Nation's food regulator a hazard

Nation's food regulator a hazard

It is not the first time that the Food Safety and Standards Authority of India (FSSAI) is coming under criticism for various lapses of commission and omission. But a comprehensive criticism of the body covering every aspect of its work has rarely been seen till now. The Comptroller and Auditor-General (CAG) report on FSSAI, which was recently tabled in Parliament, has pulled no punches and spared no area of the activity of the body from criticism. FSSAI is the regulatory body for food and has important responsibilities and functions to perform. After clean air, clean and hygienic food, which includes clean water, is the most important element of public health. Regulation of the food industry and implementation of the best norms there is vital, especially because the industry has become increasingly commercialised. The CAG report reveals that FSSAI has mostly failed in its duties.
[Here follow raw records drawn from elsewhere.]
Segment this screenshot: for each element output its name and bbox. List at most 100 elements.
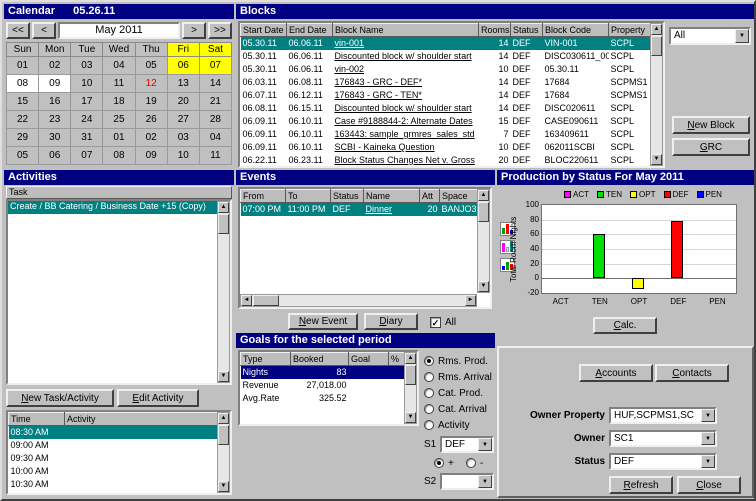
blocks-scrollbar[interactable]: ▲ ▼ bbox=[650, 23, 663, 166]
calendar-day[interactable]: 31 bbox=[71, 129, 103, 147]
grc-button[interactable]: GRC bbox=[672, 138, 750, 156]
block-row[interactable]: 06.22.1106.23.11Block Status Changes Net… bbox=[241, 154, 651, 167]
all-events-checkbox[interactable]: ✓All bbox=[430, 316, 456, 328]
calendar-day[interactable]: 17 bbox=[71, 93, 103, 111]
calendar-day[interactable]: 25 bbox=[103, 111, 135, 129]
event-row[interactable]: 07:00 PM 11:00 PM DEF Dinner 20 BANJO3 bbox=[241, 203, 478, 216]
calendar-day[interactable]: 19 bbox=[135, 93, 167, 111]
schedule-row[interactable]: 08:30 AM bbox=[9, 426, 218, 439]
calendar-day[interactable]: 18 bbox=[103, 93, 135, 111]
scroll-up-icon[interactable]: ▲ bbox=[651, 24, 662, 35]
radio-activity[interactable]: Activity bbox=[424, 419, 470, 431]
dropdown-arrow-icon[interactable]: ▼ bbox=[735, 29, 749, 43]
radio-rms-prod[interactable]: Rms. Prod. bbox=[424, 355, 488, 367]
goal-row[interactable]: Avg.Rate325.52 bbox=[241, 392, 405, 405]
calendar-day[interactable]: 03 bbox=[71, 57, 103, 75]
calendar-day[interactable]: 21 bbox=[199, 93, 231, 111]
diary-button[interactable]: Diary bbox=[364, 313, 418, 330]
scrollbar-thumb[interactable] bbox=[218, 425, 229, 445]
next-year-button[interactable]: >> bbox=[208, 22, 232, 39]
events-hscrollbar[interactable]: ◄ ► bbox=[240, 294, 477, 307]
owner-property-combo[interactable]: HUF,SCPMS1,SC ▼ bbox=[609, 407, 717, 424]
calendar-day[interactable]: 28 bbox=[199, 111, 231, 129]
calendar-day[interactable]: 07 bbox=[71, 147, 103, 165]
scroll-down-icon[interactable]: ▼ bbox=[218, 481, 229, 492]
radio-cat-prod[interactable]: Cat. Prod. bbox=[424, 387, 483, 399]
scrollbar-thumb[interactable] bbox=[651, 36, 662, 56]
calendar-day[interactable]: 05 bbox=[135, 57, 167, 75]
block-name[interactable]: vin-001 bbox=[333, 37, 479, 50]
calendar-day[interactable]: 11 bbox=[103, 75, 135, 93]
calendar-day[interactable]: 24 bbox=[71, 111, 103, 129]
calendar-day[interactable]: 22 bbox=[7, 111, 39, 129]
block-row[interactable]: 06.09.1106.10.11SCBI - Kaineka Question1… bbox=[241, 141, 651, 154]
scroll-right-icon[interactable]: ► bbox=[465, 295, 476, 306]
calc-button[interactable]: Calc. bbox=[593, 317, 657, 334]
scroll-down-icon[interactable]: ▼ bbox=[405, 412, 416, 423]
calendar-day[interactable]: 09 bbox=[135, 147, 167, 165]
dropdown-arrow-icon[interactable]: ▼ bbox=[478, 475, 492, 488]
schedule-row[interactable]: 09:00 AM bbox=[9, 439, 218, 452]
block-row[interactable]: 05.30.1106.06.11vin-00210DEF05.30.11SCPL bbox=[241, 63, 651, 76]
calendar-day[interactable]: 09 bbox=[39, 75, 71, 93]
prev-month-button[interactable]: < bbox=[32, 22, 56, 39]
calendar-day[interactable]: 23 bbox=[39, 111, 71, 129]
block-name[interactable]: Discounted block w/ shoulder start bbox=[333, 50, 479, 63]
status-combo[interactable]: DEF ▼ bbox=[609, 453, 717, 470]
block-name[interactable]: 163443: sample_grmres_sales_std bbox=[333, 128, 479, 141]
goal-row[interactable]: Nights83 bbox=[241, 366, 405, 379]
calendar-day[interactable]: 16 bbox=[39, 93, 71, 111]
refresh-button[interactable]: Refresh bbox=[609, 476, 673, 494]
block-name[interactable]: Block Status Changes Net v. Gross bbox=[333, 154, 479, 167]
block-row[interactable]: 05.30.1106.06.11Discounted block w/ shou… bbox=[241, 50, 651, 63]
calendar-day[interactable]: 11 bbox=[199, 147, 231, 165]
block-row[interactable]: 05.30.1106.06.11vin-00114DEFVIN-001SCPL bbox=[241, 37, 651, 50]
contacts-button[interactable]: Contacts bbox=[655, 364, 729, 382]
goal-row[interactable]: Revenue27,018.00 bbox=[241, 379, 405, 392]
calendar-day[interactable]: 01 bbox=[7, 57, 39, 75]
block-row[interactable]: 06.08.1106.15.11Discounted block w/ shou… bbox=[241, 102, 651, 115]
scroll-up-icon[interactable]: ▲ bbox=[218, 202, 229, 213]
calendar-day[interactable]: 05 bbox=[7, 147, 39, 165]
calendar-day[interactable]: 02 bbox=[135, 129, 167, 147]
radio-cat-arrival[interactable]: Cat. Arrival bbox=[424, 403, 487, 415]
dropdown-arrow-icon[interactable]: ▼ bbox=[478, 438, 492, 451]
scrollbar-thumb[interactable] bbox=[405, 365, 416, 385]
block-name[interactable]: vin-002 bbox=[333, 63, 479, 76]
calendar-day[interactable]: 29 bbox=[7, 129, 39, 147]
new-event-button[interactable]: New Event bbox=[288, 313, 358, 330]
calendar-day[interactable]: 12 bbox=[135, 75, 167, 93]
task-item[interactable]: Create / BB Catering / Business Date +15… bbox=[8, 201, 217, 214]
event-name[interactable]: Dinner bbox=[364, 203, 420, 216]
goals-scrollbar[interactable]: ▲ ▼ bbox=[404, 352, 417, 424]
radio-rms-arrival[interactable]: Rms. Arrival bbox=[424, 371, 492, 383]
scroll-up-icon[interactable]: ▲ bbox=[218, 413, 229, 424]
scroll-up-icon[interactable]: ▲ bbox=[478, 190, 489, 201]
calendar-day[interactable]: 08 bbox=[103, 147, 135, 165]
schedule-row[interactable]: 10:30 AM bbox=[9, 478, 218, 491]
edit-activity-button[interactable]: Edit Activity bbox=[117, 389, 199, 407]
calendar-day[interactable]: 10 bbox=[71, 75, 103, 93]
calendar-day[interactable]: 14 bbox=[199, 75, 231, 93]
dropdown-arrow-icon[interactable]: ▼ bbox=[701, 455, 715, 468]
calendar-day[interactable]: 02 bbox=[39, 57, 71, 75]
calendar-day[interactable]: 10 bbox=[167, 147, 199, 165]
calendar-day[interactable]: 06 bbox=[167, 57, 199, 75]
calendar-day[interactable]: 04 bbox=[103, 57, 135, 75]
radio-minus[interactable]: - bbox=[466, 457, 483, 469]
schedule-row[interactable]: 10:00 AM bbox=[9, 465, 218, 478]
next-month-button[interactable]: > bbox=[182, 22, 206, 39]
block-name[interactable]: 176843 - GRC - DEF* bbox=[333, 76, 479, 89]
calendar-day[interactable]: 08 bbox=[7, 75, 39, 93]
scroll-down-icon[interactable]: ▼ bbox=[651, 154, 662, 165]
calendar-day[interactable]: 04 bbox=[199, 129, 231, 147]
owner-combo[interactable]: SC1 ▼ bbox=[609, 430, 717, 447]
s2-combo[interactable]: ▼ bbox=[440, 473, 494, 490]
scroll-down-icon[interactable]: ▼ bbox=[478, 281, 489, 292]
calendar-day[interactable]: 01 bbox=[103, 129, 135, 147]
calendar-day[interactable]: 26 bbox=[135, 111, 167, 129]
new-block-button[interactable]: New Block bbox=[672, 116, 750, 134]
calendar-day[interactable]: 03 bbox=[167, 129, 199, 147]
block-row[interactable]: 06.09.1106.10.11Case #9188844-2: Alterna… bbox=[241, 115, 651, 128]
radio-plus[interactable]: + bbox=[434, 457, 454, 469]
The CAG found that FSSAI issued licences to food business operators without complete documents and does not have any documented policies and procedures for inspections. Regulations governing processes and guidelines based on the Food Safety and Standards Act of 2006 are yet to be formulated. Food testing can only be a sham when 65 out of 72 food laboratories do not have accreditation and are ill-equipped and short of qualified personnel. The audit found ''systemic inefficiencies, delays and deficiencies'' and violation of the law in many areas. FSSAI also failed to prevent the import of unsafe foods into the country. The CAG's conclusion is that the possibility of unsafe food being manufactured and sold is not ruled out, and this is due to the "failure of the Authority to monitor and cancel licences issued under the product approval system declared unlawful by the Supreme Court''.  
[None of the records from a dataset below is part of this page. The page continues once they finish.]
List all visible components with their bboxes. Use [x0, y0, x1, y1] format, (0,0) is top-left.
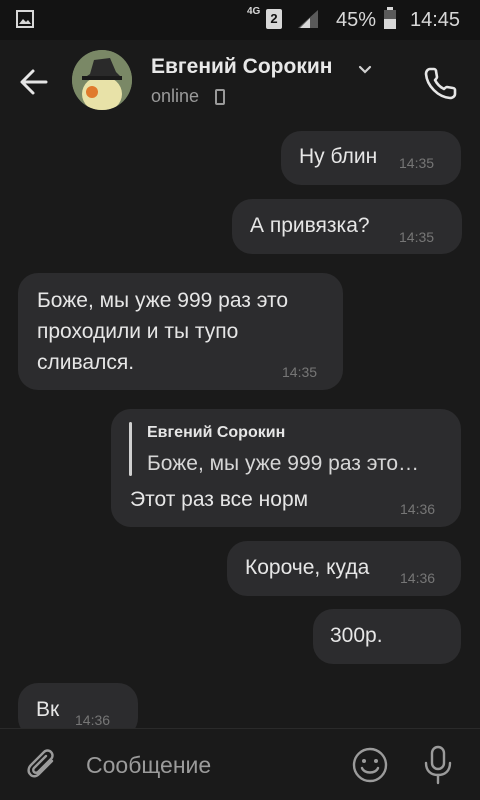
message-time: 14:35: [282, 364, 318, 380]
emoji-icon[interactable]: [350, 745, 390, 785]
back-arrow-icon[interactable]: [14, 62, 54, 102]
message-text: 300р.: [330, 624, 383, 647]
message-text: А привязка?: [250, 214, 370, 237]
contact-name[interactable]: Евгений Сорокин: [151, 55, 332, 79]
contact-status: online: [151, 86, 200, 106]
battery-icon: [384, 7, 396, 29]
reply-quote-bar: [129, 422, 132, 476]
message-time: 14:35: [399, 155, 435, 171]
message-composer: [0, 728, 480, 800]
chat-header: Евгений Сорокин online: [0, 40, 480, 120]
message-time: 14:36: [75, 712, 111, 728]
call-icon[interactable]: [420, 62, 462, 104]
gallery-notification-icon: [16, 10, 34, 28]
signal-icon: [298, 10, 318, 28]
paperclip-icon[interactable]: [22, 745, 62, 785]
message-bubble-outgoing-reply[interactable]: Евгений Сорокин Боже, мы уже 999 раз это…: [111, 409, 461, 527]
message-bubble-outgoing[interactable]: Короче, куда 14:36: [227, 541, 461, 596]
chevron-down-icon[interactable]: [357, 63, 373, 75]
message-time: 14:36: [400, 501, 436, 517]
microphone-icon[interactable]: [418, 743, 458, 787]
message-text: Вк: [36, 698, 60, 721]
reply-text[interactable]: Боже, мы уже 999 раз это…: [147, 449, 419, 479]
message-bubble-incoming[interactable]: Боже, мы уже 999 раз это проходили и ты …: [18, 273, 343, 390]
status-bar: 4G 2 45% 14:45: [0, 0, 480, 40]
message-text: Этот раз все норм: [130, 488, 309, 511]
message-time: 14:35: [399, 229, 435, 245]
message-bubble-outgoing[interactable]: Ну блин 14:35: [281, 131, 461, 185]
message-text: Ну блин: [299, 145, 378, 168]
network-type: 4G: [247, 6, 261, 17]
message-bubble-outgoing[interactable]: 300р.: [313, 609, 461, 664]
reply-author[interactable]: Евгений Сорокин: [147, 420, 285, 446]
message-time: 14:36: [400, 570, 436, 586]
message-bubble-incoming[interactable]: Вк 14:36: [18, 683, 138, 728]
message-input[interactable]: [86, 747, 336, 783]
mobile-phone-icon: [215, 89, 225, 105]
battery-percent: 45%: [336, 9, 377, 31]
message-text: Короче, куда: [245, 556, 370, 579]
message-bubble-outgoing[interactable]: А привязка? 14:35: [232, 199, 462, 254]
status-time: 14:45: [410, 9, 461, 31]
avatar[interactable]: [72, 50, 132, 110]
sim-slot-badge: 2: [266, 9, 282, 29]
avatar-image: [72, 50, 132, 110]
message-list[interactable]: Ну блин 14:35 А привязка? 14:35 Боже, мы…: [0, 120, 480, 728]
These are strong words but the deficiencies they point to are not unfamiliar to the people. Many hotels and restaurants sell unhealthy food and there are frequent reports that stale and bad food was found in raids. Food ingredients are adulterated with dangerous substances. Nothing is known to happen to places where such food is found. The CAG has recommended a review of all licences issued under the earlier system, accreditation of laboratories, recruitment of qualified personnel and early notification of procedures and regulations. The question that arises from the record of functioning of FSSAI is whether it will function efficiently and sincerely even if all the recommendations are implemented. FSSAI, in response to the CAG's criticism, has said that it is committed to raising the bar for the food industry so that citizens can trust the food they get in the marketplace. It is a great promise. Will it live up to it?